Открыв его, он взял вещи, плоское с круглым, бросил их в сумку и, задержавшись, стал мониторить из-за кустарника ряд домов вблизи. Был один по фасаду в целых пять окон (прочие по три) – явно кулацкий в прежнее время, нынче же ветхий, сильно обшарпан. Свиньи и куры рыли помойку, сохли обноски… вышел мужик с мальцом, следом женщина… Благороден строй, свергший выжиг ради беднейших! Он вздумал в Квасовку… У околицы речка чуть отклонялась… И он признал всё. Небо и вётлы и даже редкие здесь, к краю, избы стали знакомыми. Здесь отец его влёк в салазках, и, может, то вон окно светилось… Вид являл край Тенявино и д. Квасовку – там, за речкою, на яру, отделённом разлогами от тенявинского близ яра и, слева, дальнего, за покосом, яра с иным селом. Шаткой лавой минувши речку, он, кручей, – молод был, – прянул к Квасовке. Вот изба… древний красный кирпич, хлев каменный, сени тоже из камня, также три дерева, вроде, лиственки… Он стоял столбом. В окнах юркнуло, дверь открылась, выступил тип не в мешаной, а в конторской одежде: брюки и галстук. Следом вдруг – лик с насупленной бровью, пьяный и вздорный. Тип спросил: «Вы из органов по вопросу? Вы бы повесточку…» Различив знаки рода войск, он умолк.

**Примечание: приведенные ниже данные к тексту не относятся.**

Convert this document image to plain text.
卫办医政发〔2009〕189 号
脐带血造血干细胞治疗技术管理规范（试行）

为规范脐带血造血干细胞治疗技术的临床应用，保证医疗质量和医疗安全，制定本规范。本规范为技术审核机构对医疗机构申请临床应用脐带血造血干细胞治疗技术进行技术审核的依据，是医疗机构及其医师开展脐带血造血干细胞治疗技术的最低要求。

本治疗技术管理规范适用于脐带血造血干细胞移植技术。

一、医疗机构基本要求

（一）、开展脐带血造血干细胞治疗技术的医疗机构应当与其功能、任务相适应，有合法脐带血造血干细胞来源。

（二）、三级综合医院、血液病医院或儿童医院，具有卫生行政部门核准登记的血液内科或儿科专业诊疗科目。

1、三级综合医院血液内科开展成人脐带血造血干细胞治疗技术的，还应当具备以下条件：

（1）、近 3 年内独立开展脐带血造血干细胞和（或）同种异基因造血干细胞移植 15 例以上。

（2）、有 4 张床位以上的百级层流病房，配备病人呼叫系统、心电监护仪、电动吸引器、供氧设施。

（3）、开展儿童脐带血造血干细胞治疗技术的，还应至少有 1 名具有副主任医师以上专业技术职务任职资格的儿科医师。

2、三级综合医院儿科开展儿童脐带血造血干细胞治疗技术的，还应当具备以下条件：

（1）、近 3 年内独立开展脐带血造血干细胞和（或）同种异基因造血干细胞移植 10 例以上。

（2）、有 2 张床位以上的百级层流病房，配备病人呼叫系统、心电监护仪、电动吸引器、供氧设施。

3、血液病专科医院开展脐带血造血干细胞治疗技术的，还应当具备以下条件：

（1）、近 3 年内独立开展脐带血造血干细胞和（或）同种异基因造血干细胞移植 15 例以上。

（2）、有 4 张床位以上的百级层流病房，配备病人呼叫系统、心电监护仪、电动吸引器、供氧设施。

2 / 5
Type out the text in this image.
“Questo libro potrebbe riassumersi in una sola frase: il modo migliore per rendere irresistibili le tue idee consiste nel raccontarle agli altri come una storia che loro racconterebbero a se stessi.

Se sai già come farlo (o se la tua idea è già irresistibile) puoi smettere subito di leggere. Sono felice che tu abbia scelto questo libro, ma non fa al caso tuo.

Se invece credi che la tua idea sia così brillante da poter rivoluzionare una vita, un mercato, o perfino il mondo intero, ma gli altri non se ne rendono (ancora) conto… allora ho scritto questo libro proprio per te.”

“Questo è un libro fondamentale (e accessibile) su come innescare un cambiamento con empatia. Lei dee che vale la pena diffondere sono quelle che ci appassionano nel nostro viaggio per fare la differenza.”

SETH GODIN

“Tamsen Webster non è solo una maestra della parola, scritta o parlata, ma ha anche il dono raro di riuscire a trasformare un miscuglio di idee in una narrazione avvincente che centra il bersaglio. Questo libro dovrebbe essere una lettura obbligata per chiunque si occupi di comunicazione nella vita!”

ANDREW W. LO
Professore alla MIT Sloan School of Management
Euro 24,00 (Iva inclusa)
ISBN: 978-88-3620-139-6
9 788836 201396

«Слышь-ка, малый, ты! – гаркнул лик. – Как спуляю с ружжá в тебя, потому как я конник был!»
«Извините, конечно, – забормотал отец. – Я гулял-ходил и забрёл сюда. Интересный дом. Из старинных… Явно, да… Извините».
Тип, сверкнув из-под сросшихся бровок, вымолвил: «Николай я; отчеством Фёдорыч. Тут бухгалтером… Вам наш дом хорош? При царе строен, прошлого века. Вам бы отец сказал, да он выпивши на заслуженном отдыхе как герой войны; отдыхает. Он и колхоз тут строил. Мы старожилы, – Тип тронул галстук. – Нас звать Закваскины; кроме нас, тут ещё семья. Две семьи на три дома. Место красивое, да ведь как оно? К клубу тоже ведь хочется, к магазину, к городу ближе. Здесь же – отшиб, далёко, город шесть вёрст почти… Нам попало, Закваскиным. Кулаками травимые, немцем битые – а с родных мест ни-ни! Трудовой народ: я с отцом, сын, жена… После армии я сюда, бухгалтером… – Тип теснил собой пьяную стариковскую голову. – В этой Квасовке и живём в два дома, а их всего три. Заняли этот дом, больший, чтоб не пустым держать. А живал в нём кулак ли, белогвардеец… Я-то малой был, много не помню. Вычистили! – тип хмыкнул. – Враз раскулачили. А деревня, – эти вот избы, – древность. Старее Флавска».